How to Manage a Recall Effectively

Using a quality management system can improve the recall process

by Brenda Percy

In the food and beverage industry, brand equity is imperative to an organization’s success. A recall is one of the most devastating things that can happen to any organization within this industry. Added to the cost to consumers and the U.S. Food and Drug Administration (FDA), there are regulatory issues and negative customer reactions to address, as well as the possible effect on market share to consider.
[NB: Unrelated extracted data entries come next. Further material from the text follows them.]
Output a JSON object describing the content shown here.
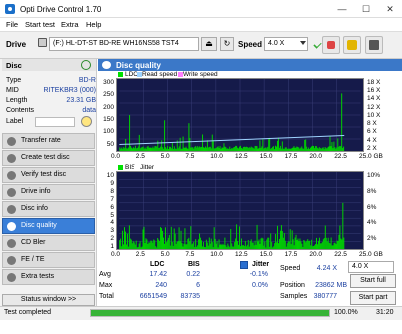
{
  "window": {
    "title": "Opti Drive Control 1.70",
    "minimize": "—",
    "maximize": "☐",
    "close": "✕"
  },
  "menu": [
    "File",
    "Start test",
    "Extra",
    "Help"
  ],
  "toolbar": {
    "drive_label": "Drive",
    "drive_value": "(F:)  HL-DT-ST BD-RE  WH16NS58 TST4",
    "speed_label": "Speed",
    "speed_value": "4.0 X"
  },
  "disc": {
    "header": "Disc",
    "rows": [
      {
        "k": "Type",
        "v": "BD-R"
      },
      {
        "k": "MID",
        "v": "RITEKBR3 (000)"
      },
      {
        "k": "Length",
        "v": "23.31 GB"
      },
      {
        "k": "Contents",
        "v": "data"
      },
      {
        "k": "Label",
        "v": ""
      }
    ]
  },
  "nav": [
    "Transfer rate",
    "Create test disc",
    "Verify test disc",
    "Drive info",
    "Disc info",
    "Disc quality",
    "CD Bler",
    "FE / TE",
    "Extra tests"
  ],
  "nav_selected": 5,
  "status_window_btn": "Status window >>",
  "panel": {
    "title": "Disc quality"
  },
  "chart_top": {
    "legend": [
      "LDC",
      "Read speed",
      "Write speed"
    ],
    "y_left": [
      "300",
      "250",
      "200",
      "150",
      "100",
      "50"
    ],
    "y_right": [
      "18 X",
      "16 X",
      "14 X",
      "12 X",
      "10 X",
      "8 X",
      "6 X",
      "4 X",
      "2 X"
    ],
    "x": [
      "0.0",
      "2.5",
      "5.0",
      "7.5",
      "10.0",
      "12.5",
      "15.0",
      "17.5",
      "20.0",
      "22.5",
      "25.0 GB"
    ]
  },
  "chart_bottom": {
    "legend": [
      "BIS",
      "Jitter"
    ],
    "y_left": [
      "10",
      "9",
      "8",
      "7",
      "6",
      "5",
      "4",
      "3",
      "2",
      "1"
    ],
    "y_right": [
      "10%",
      "8%",
      "6%",
      "4%",
      "2%"
    ],
    "x": [
      "0.0",
      "2.5",
      "5.0",
      "7.5",
      "10.0",
      "12.5",
      "15.0",
      "17.5",
      "20.0",
      "22.5",
      "25.0 GB"
    ]
  },
  "chart_data": {
    "type": "bar",
    "ldc_ymax": 300,
    "bis_ymax": 10,
    "xlim": [
      0,
      25
    ],
    "read_speed_x": [
      0,
      23.3
    ],
    "read_speed_y": [
      1.8,
      4.3
    ]
  },
  "stats": {
    "cols": [
      "LDC",
      "BIS"
    ],
    "rows": [
      {
        "k": "Avg",
        "ldc": "17.42",
        "bis": "0.22"
      },
      {
        "k": "Max",
        "ldc": "240",
        "bis": "6"
      },
      {
        "k": "Total",
        "ldc": "6651549",
        "bis": "83735"
      }
    ],
    "jitter_label": "Jitter",
    "jitter_avg": "-0.1%",
    "jitter_max": "0.0%",
    "speed_label": "Speed",
    "speed_value": "4.24 X",
    "speed_select": "4.0 X",
    "position_label": "Position",
    "position_value": "23862 MB",
    "samples_label": "Samples",
    "samples_value": "380777",
    "start_full": "Start full",
    "start_part": "Start part"
  },
  "statusbar": {
    "text": "Test completed",
    "progress": 100.0,
    "percent": "100.0%",
    "time": "31:20"
  }
}
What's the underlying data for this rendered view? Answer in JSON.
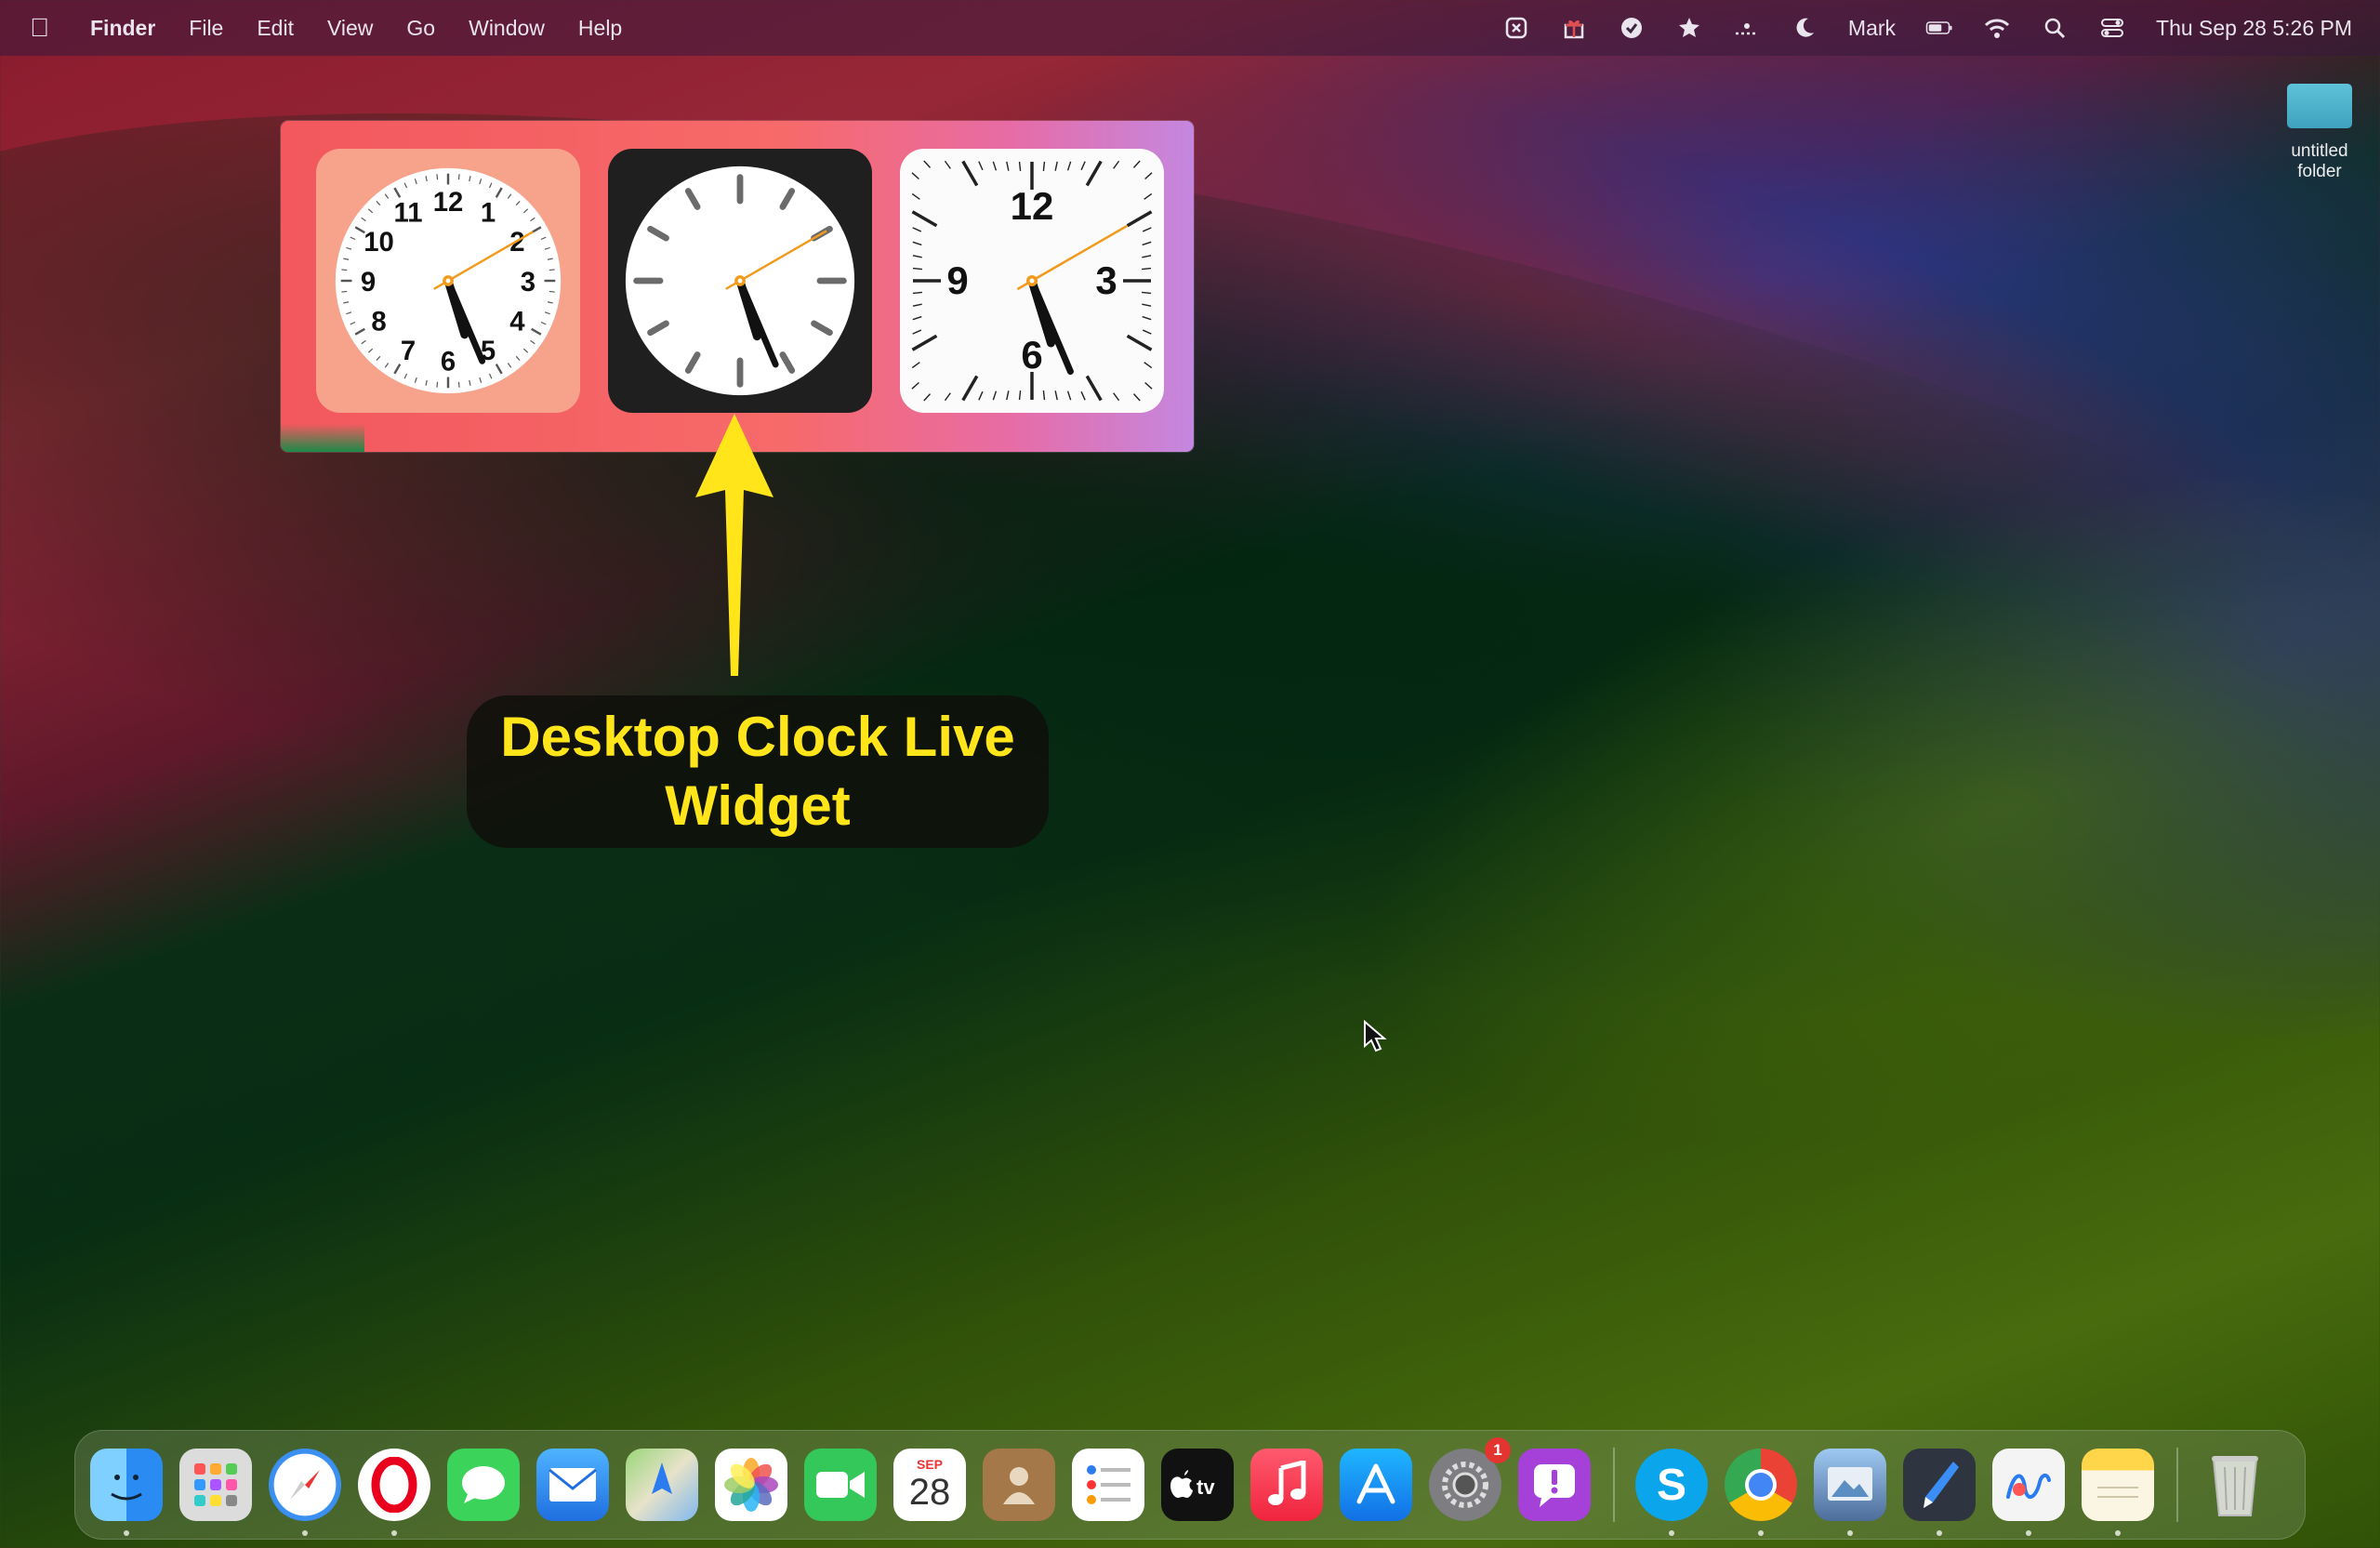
{
  "menubar": {
    "app_name": "Finder",
    "menus": [
      "File",
      "Edit",
      "View",
      "Go",
      "Window",
      "Help"
    ],
    "user": "Mark",
    "datetime": "Thu Sep 28  5:26 PM"
  },
  "desktop": {
    "folder_label": "untitled folder"
  },
  "widgets": {
    "time": {
      "hour": 5,
      "minute": 26,
      "second": 10
    },
    "clock_styles": [
      "pink-numerals",
      "dark-ticks",
      "white-quarter-numerals"
    ]
  },
  "annotation": {
    "caption_line1": "Desktop Clock Live",
    "caption_line2": "Widget",
    "arrow_color": "#ffe51a"
  },
  "dock": {
    "calendar_month": "SEP",
    "calendar_day": "28",
    "settings_badge": "1",
    "apps": [
      "Finder",
      "Launchpad",
      "Safari",
      "Opera",
      "Messages",
      "Mail",
      "Maps",
      "Photos",
      "FaceTime",
      "Calendar",
      "Contacts",
      "Reminders",
      "Apple TV",
      "Music",
      "App Store",
      "System Settings",
      "Feedback Assistant",
      "Skype",
      "Chrome",
      "Preview",
      "Pages",
      "Freeform",
      "Notes",
      "Trash"
    ]
  }
}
Recently, publicity has increased surrounding recalls of products like peanut butter, spinach, and pet food. Companies must establish measures to effectively mitigate recall risk, or, if a recall is necessary, to manage the process as quickly and efficiently as possible.

Fortunately, companies can employ several methods to lower their recall risk, including proactive measures such as implementing food safety initiatives to enhance quality and safety in the production process and adopting technology solutions such as a quality management system (QMS).

Proactively Mitigating Recall Risk

Clearly, preventing a recall is better than conducting one. Incorporating safety and quality into food manufacturing lowers the overall recall risk. Food safety processes such as hazard analysis and critical control points (HACCP) and initiatives such as Safe Quality Food (SQF), International Food Standard (IFS), and the British Retail Consortium (BRC) have been established to ensure that safety practices are followed and the safest possible food is produced.

In the unfortunate event of a recall, an organization must react immediately by following the best practices of recall management; it must have an established plan so that there is no question about the course of action and who must be involved in each step. Conducting a mock recall is one way to ensure that all processes are still effective.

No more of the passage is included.